Ein Denken oder Erkennen, das erst in sich eingeschlossen ist und dann aus sich herausgehen muss, um einen Kontakt zur „Außenwelt“ aufzunehmen, ist eine neuzeitliche Idee, die zu keinem Ergebnis kommen kann. Der Geist ist immer schon „draußen“ bei den Dingen, er muss gar nicht erst „aus sich rausgehen“. Dies ist der Sinn des mittelalterlichen Begriffs der Intentionalität, des Gerichtetseins auf etwas. Jedes Vermögen des Geistes hat seinen eigenen, bestimmten intentionalen Gegenstand. Das Sehvermögen ist auf Farben und Gestalten gerichtet, das Gehör auf Töne, der Tastsinn auf Oberflächen usw. Mit diesen Sinnen sind wir auf die sinnlichen Gegenstände gerichtet, von denen wir die individuellen Besonderheiten abstrahieren und dadurch die Wesenheiten der Dinge, ihre Formen erfassen.
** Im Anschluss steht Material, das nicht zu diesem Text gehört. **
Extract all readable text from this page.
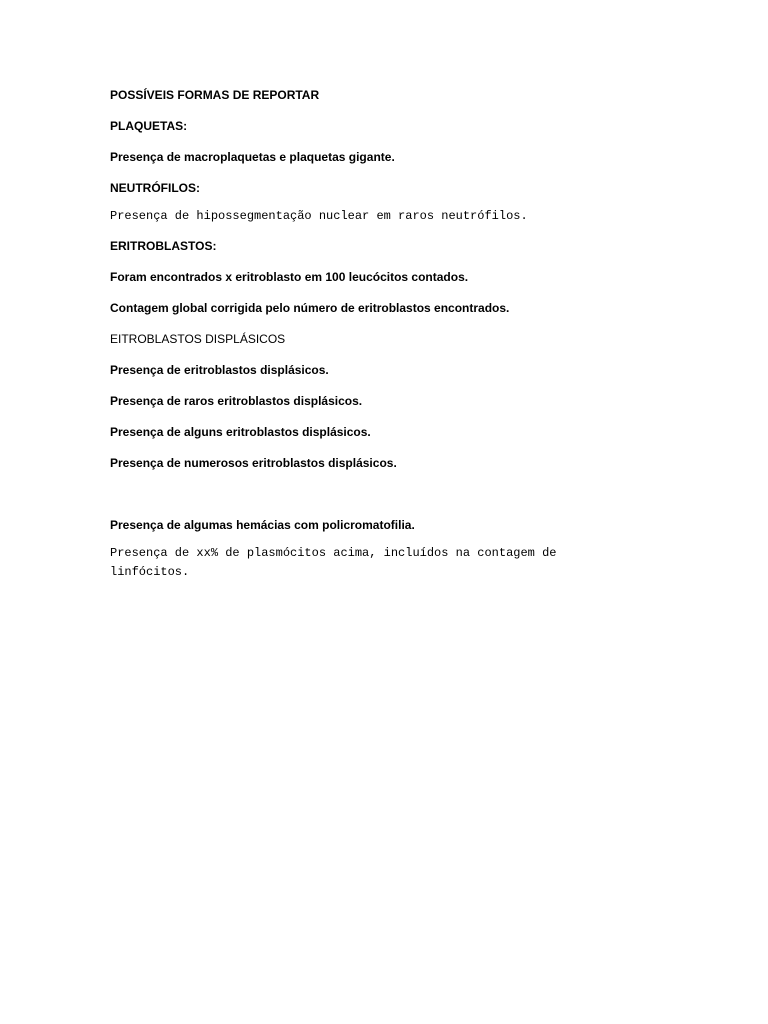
POSSÍVEIS FORMAS DE REPORTAR
PLAQUETAS:
Presença de macroplaquetas e plaquetas gigante.
NEUTRÓFILOS:
Presença de hipossegmentação nuclear em raros neutrófilos.
ERITROBLASTOS:
Foram encontrados x eritroblasto em 100 leucócitos contados.
Contagem global corrigida pelo número de eritroblastos encontrados.
EITROBLASTOS DISPLÁSICOS
Presença de eritroblastos displásicos.
Presença de raros eritroblastos displásicos.
Presença de alguns eritroblastos displásicos.
Presença de numerosos eritroblastos displásicos.
Presença de algumas hemácias com policromatofilia.
Presença de xx% de plasmócitos acima, incluídos na contagem de linfócitos.
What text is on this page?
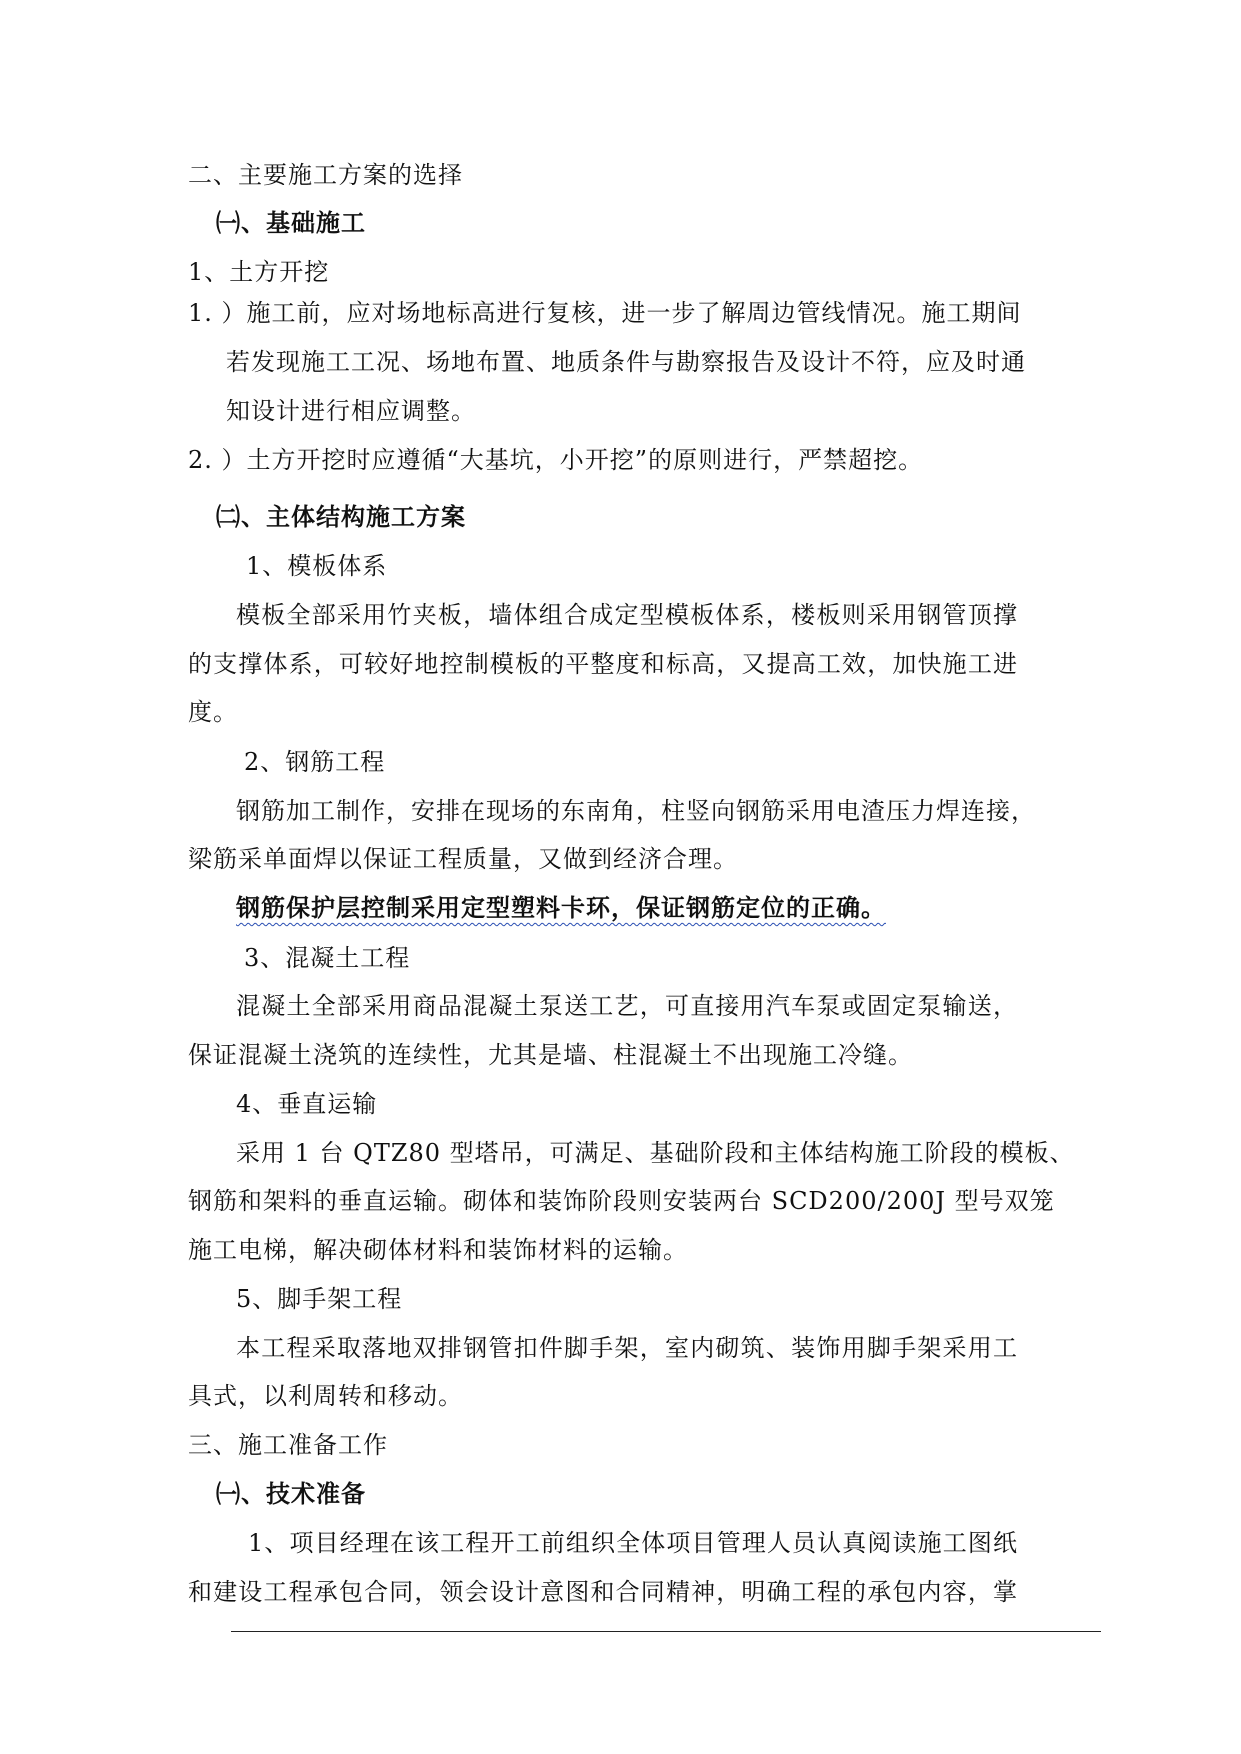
二、主要施工方案的选择
㈠、基础施工
1、土方开挖
1. ）施工前，应对场地标高进行复核，进一步了解周边管线情况。施工期间
若发现施工工况、场地布置、地质条件与勘察报告及设计不符，应及时通
知设计进行相应调整。
2. ）土方开挖时应遵循“大基坑，小开挖”的原则进行，严禁超挖。
㈡、主体结构施工方案
1、模板体系
模板全部采用竹夹板，墙体组合成定型模板体系，楼板则采用钢管顶撑
的支撑体系，可较好地控制模板的平整度和标高，又提高工效，加快施工进
度。
2、钢筋工程
钢筋加工制作，安排在现场的东南角，柱竖向钢筋采用电渣压力焊连接，
梁筋采单面焊以保证工程质量，又做到经济合理。
钢筋保护层控制采用定型塑料卡环，保证钢筋定位的正确。
3、混凝土工程
混凝土全部采用商品混凝土泵送工艺，可直接用汽车泵或固定泵输送，
保证混凝土浇筑的连续性，尤其是墙、柱混凝土不出现施工冷缝。
4、垂直运输
采用 1 台 QTZ80 型塔吊，可满足、基础阶段和主体结构施工阶段的模板、
钢筋和架料的垂直运输。砌体和装饰阶段则安装两台 SCD200/200J 型号双笼
施工电梯，解决砌体材料和装饰材料的运输。
5、脚手架工程
本工程采取落地双排钢管扣件脚手架，室内砌筑、装饰用脚手架采用工
具式，以利周转和移动。
三、施工准备工作
㈠、技术准备
1、项目经理在该工程开工前组织全体项目管理人员认真阅读施工图纸
和建设工程承包合同，领会设计意图和合同精神，明确工程的承包内容，掌
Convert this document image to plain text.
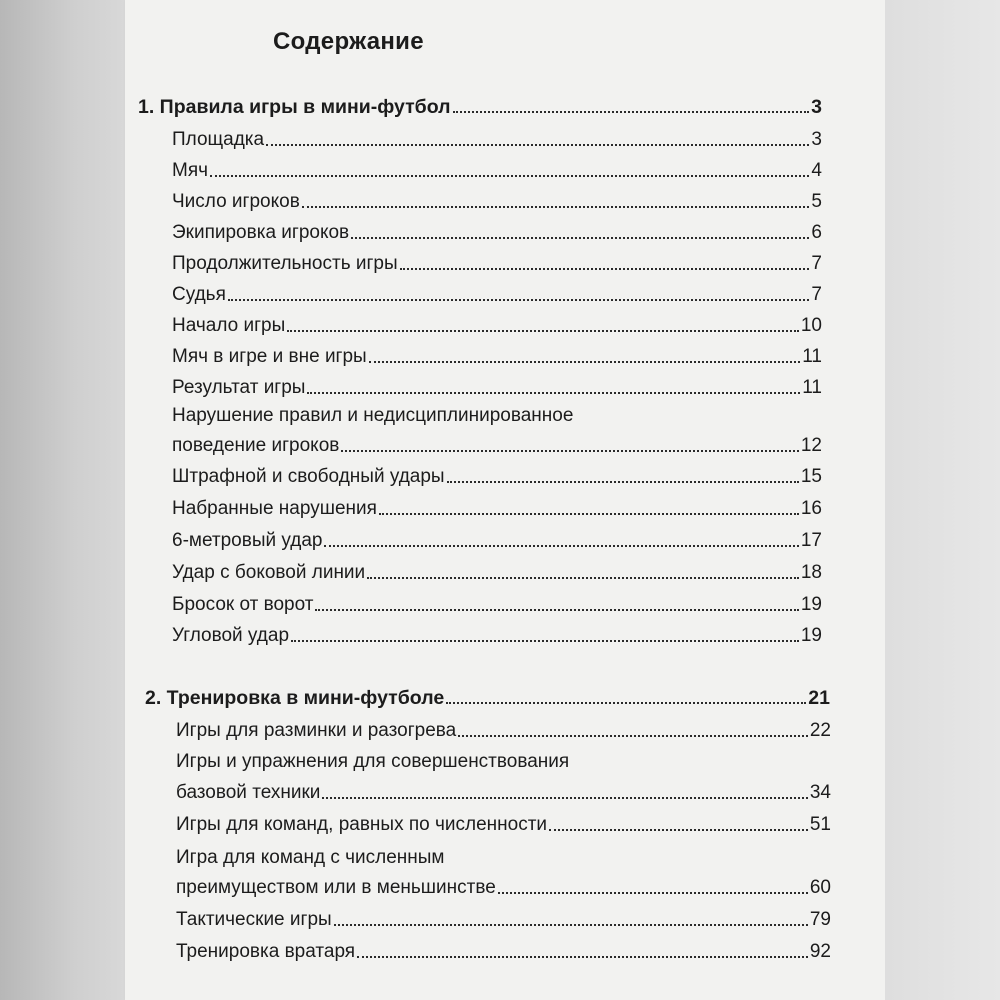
Содержание
1. Правила игры в мини-футбол	3
Площадка	3
Мяч	4
Число игроков	5
Экипировка игроков	6
Продолжительность игры	7
Судья	7
Начало игры	10
Мяч в игре и вне игры	11
Результат игры	11
Нарушение правил и недисциплинированное
поведение игроков	12
Штрафной и свободный удары	15
Набранные нарушения	16
6-метровый удар	17
Удар с боковой линии	18
Бросок от ворот	19
Угловой удар	19
2. Тренировка в мини-футболе	21
Игры для разминки и разогрева	22
Игры и упражнения для совершенствования
базовой техники	34
Игры для команд, равных по численности	51
Игра для команд с численным
преимуществом или в меньшинстве	60
Тактические игры	79
Тренировка вратаря	92
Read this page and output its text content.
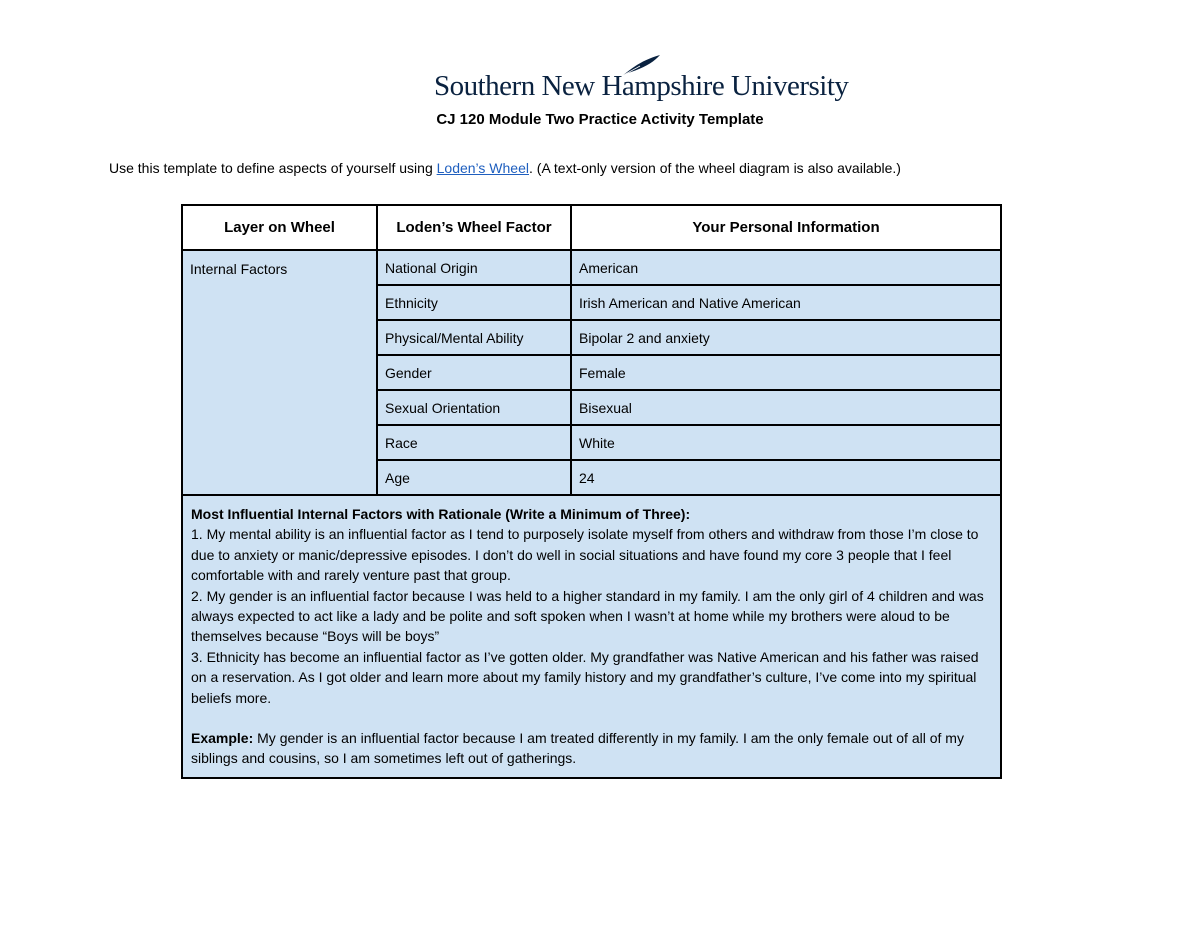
Southern New Hampshire University
CJ 120 Module Two Practice Activity Template
Use this template to define aspects of yourself using Loden’s Wheel. (A text-only version of the wheel diagram is also available.)
Layer on Wheel	Loden’s Wheel Factor	Your Personal Information
Internal Factors	National Origin	American
	Ethnicity	Irish American and Native American
	Physical/Mental Ability	Bipolar 2 and anxiety
	Gender	Female
	Sexual Orientation	Bisexual
	Race	White
	Age	24

Most Influential Internal Factors with Rationale (Write a Minimum of Three):

1. My mental ability is an influential factor as I tend to purposely isolate myself from others and withdraw from those I’m close to due to anxiety or manic/depressive episodes. I don’t do well in social situations and have found my core 3 people that I feel comfortable with and rarely venture past that group.

2. My gender is an influential factor because I was held to a higher standard in my family. I am the only girl of 4 children and was always expected to act like a lady and be polite and soft spoken when I wasn’t at home while my brothers were aloud to be themselves because “Boys will be boys”

3. Ethnicity has become an influential factor as I’ve gotten older. My grandfather was Native American and his father was raised on a reservation. As I got older and learn more about my family history and my grandfather’s culture, I’ve come into my spiritual beliefs more.

Example: My gender is an influential factor because I am treated differently in my family. I am the only female out of all of my siblings and cousins, so I am sometimes left out of gatherings.		
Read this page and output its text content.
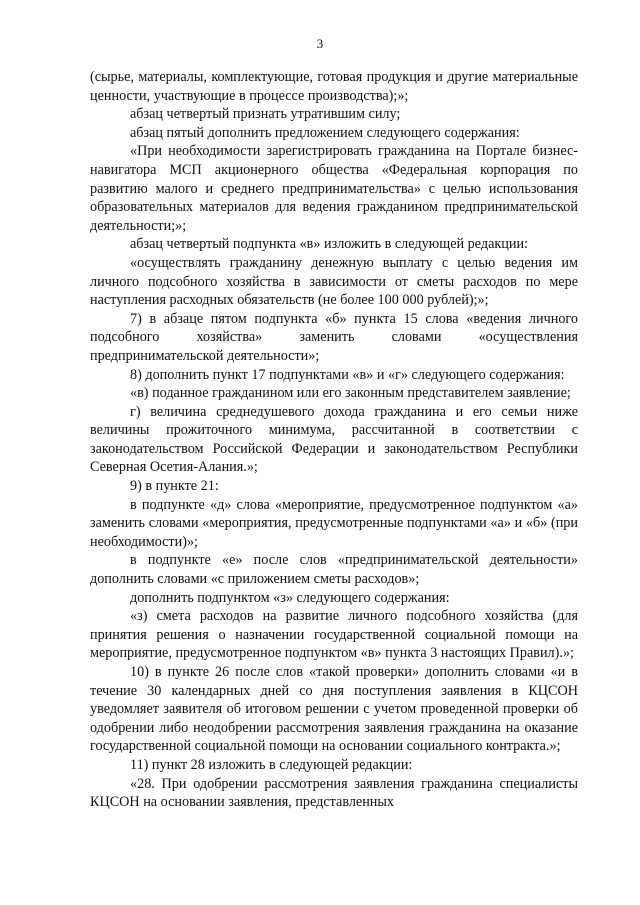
3
(сырье, материалы, комплектующие, готовая продукция и другие материальные ценности, участвующие в процессе производства);»;
абзац четвертый признать утратившим силу;
абзац пятый дополнить предложением следующего содержания:
«При необходимости зарегистрировать гражданина на Портале бизнес-навигатора МСП акционерного общества «Федеральная корпорация по развитию малого и среднего предпринимательства» с целью использования образовательных материалов для ведения гражданином предпринимательской деятельности;»;
абзац четвертый подпункта «в» изложить в следующей редакции:
«осуществлять гражданину денежную выплату с целью ведения им личного подсобного хозяйства в зависимости от сметы расходов по мере наступления расходных обязательств (не более 100 000 рублей);»;
7) в абзаце пятом подпункта «б» пункта 15 слова «ведения личного подсобного хозяйства» заменить словами «осуществления предпринимательской деятельности»;
8) дополнить пункт 17 подпунктами «в» и «г» следующего содержания:
«в) поданное гражданином или его законным представителем заявление;
г) величина среднедушевого дохода гражданина и его семьи ниже величины прожиточного минимума, рассчитанной в соответствии с законодательством Российской Федерации и законодательством Республики Северная Осетия-Алания.»;
9) в пункте 21:
в подпункте «д» слова «мероприятие, предусмотренное подпунктом «а» заменить словами «мероприятия, предусмотренные подпунктами «а» и «б» (при необходимости)»;
в подпункте «е» после слов «предпринимательской деятельности» дополнить словами «с приложением сметы расходов»;
дополнить подпунктом «з» следующего содержания:
«з) смета расходов на развитие личного подсобного хозяйства (для принятия решения о назначении государственной социальной помощи на мероприятие, предусмотренное подпунктом «в» пункта 3 настоящих Правил).»;
10) в пункте 26 после слов «такой проверки» дополнить словами «и в течение 30 календарных дней со дня поступления заявления в КЦСОН уведомляет заявителя об итоговом решении с учетом проведенной проверки об одобрении либо неодобрении рассмотрения заявления гражданина на оказание государственной социальной помощи на основании социального контракта.»;
11) пункт 28 изложить в следующей редакции:
«28. При одобрении рассмотрения заявления гражданина специалисты КЦСОН на основании заявления, представленных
Und die Form des Gegenstandes, z.B. eines anderen Menschen, ist genau dieselbe in unserem Geist, wie sie in dem Mitmenschen ist und dort dessen Leib „informiert“. Es ist ein und dieselbe Form und darum erkennen wir den Anderen in seinem Wesen. Dies ist natürlich eine Vereinfachung; weiteres findet sich in einem anderen Blogbeitrag.

Böhrs Beitrag, zu dem man noch vieles sagen könnte, ist so tief im neuzeitlichen Subjektivismus verankert, dass selbst die moderne analytische Philosophie bereits weit darüber hinaus gelangt ist. Eine „Metaphysik nach der Postmoderne“ ist der von ihm vorgestellte Entwurf ganz sicher nicht. Eine solche Metaphysik ist identisch mit der Metaphysik vor der Moderne, nicht nur vor der Postmoderne, nämlich die aristotelisch-thomistische Philosophie.